Hi there,
So my friend (20F) and I (21M) have known each other for about a year and became close friends about 6 months ago. Our relationship is close and intimate, but it was never more than just being friends. I mean, I do find her attractive, but I didn’t want anything more, also because I was in a relationship of 3 years until a month ago.

Anyway, we saw each other a lot in the last two weeks, and yesterday we had a very intimate night together. We were at my place, drank wine until 5am, had a deep and personal conversation, and then went to sleep in the same bed. Nothing happened (this is not a decision you make at 5am), but it felt like something could happen. We’ve had intimate moments before, but this was the closest we’ve been, I think.

I think I should talk to her about this, but I also don’t want to make it weird between us. What if it’s all in my head?

Also, in case I’m misreading things, I don’t want her to think that I’m friends with her just because I thought that something could happen between us. This is not the case.

I don’t even know if I want a relationship with her, I just got out of a big one and being alone is good for me.

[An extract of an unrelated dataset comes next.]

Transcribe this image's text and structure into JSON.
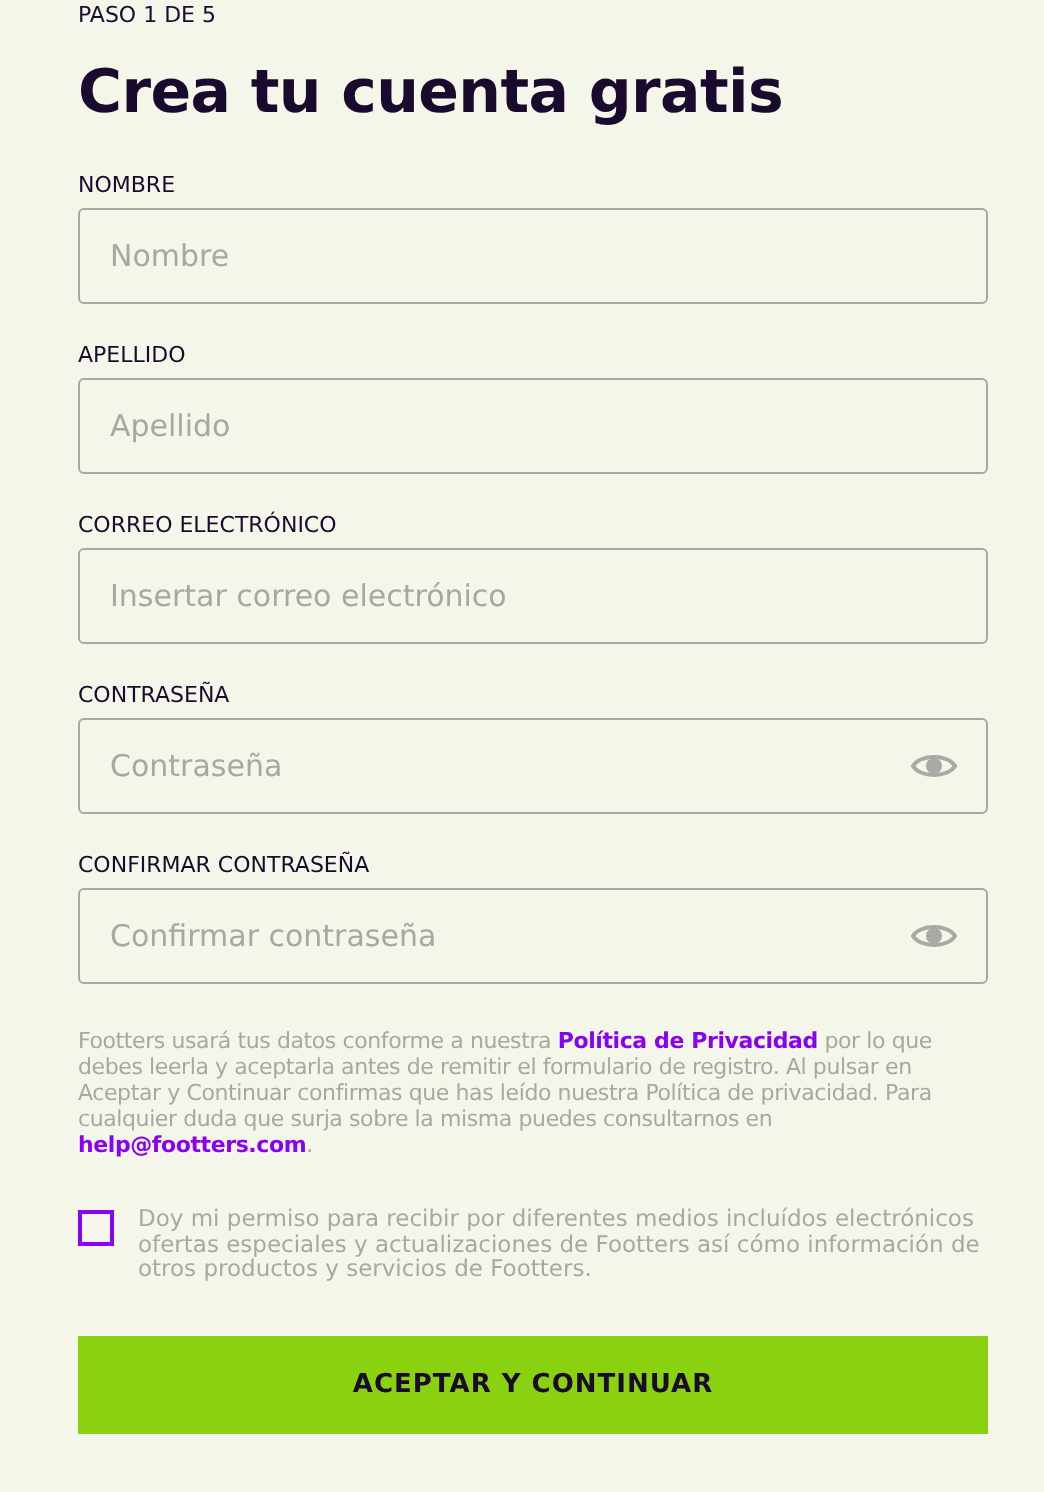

But I also feel like there’s this elephant in the room that needs to be acknowledged.

So, first question: Do you think that there’s really something there?

And if so, how should I approach this conversation?

Thanks!

TL;DR- I feel this sexual tension between my friend an I and I don’t know if and how to talk to her about it

2 comments
  1. If there isn’t “something there” you two are certainly setting the stage for something to happen.

    Step 1: stop acting like a couple if you’re not wanting to cultivate couple vibes.

    Hang out, have your deep conversations, retire to separate sleeping quarters.

    If you’re friends who have such deep conversations you should be able to say “I enjoyed the time we spent together the other night, but I wanted to be clear that I wasn’t looking for something to happen. I value your friendship and I want us to remain close, but I don’t want to mislead you or have any misunderstanding about our friendship.”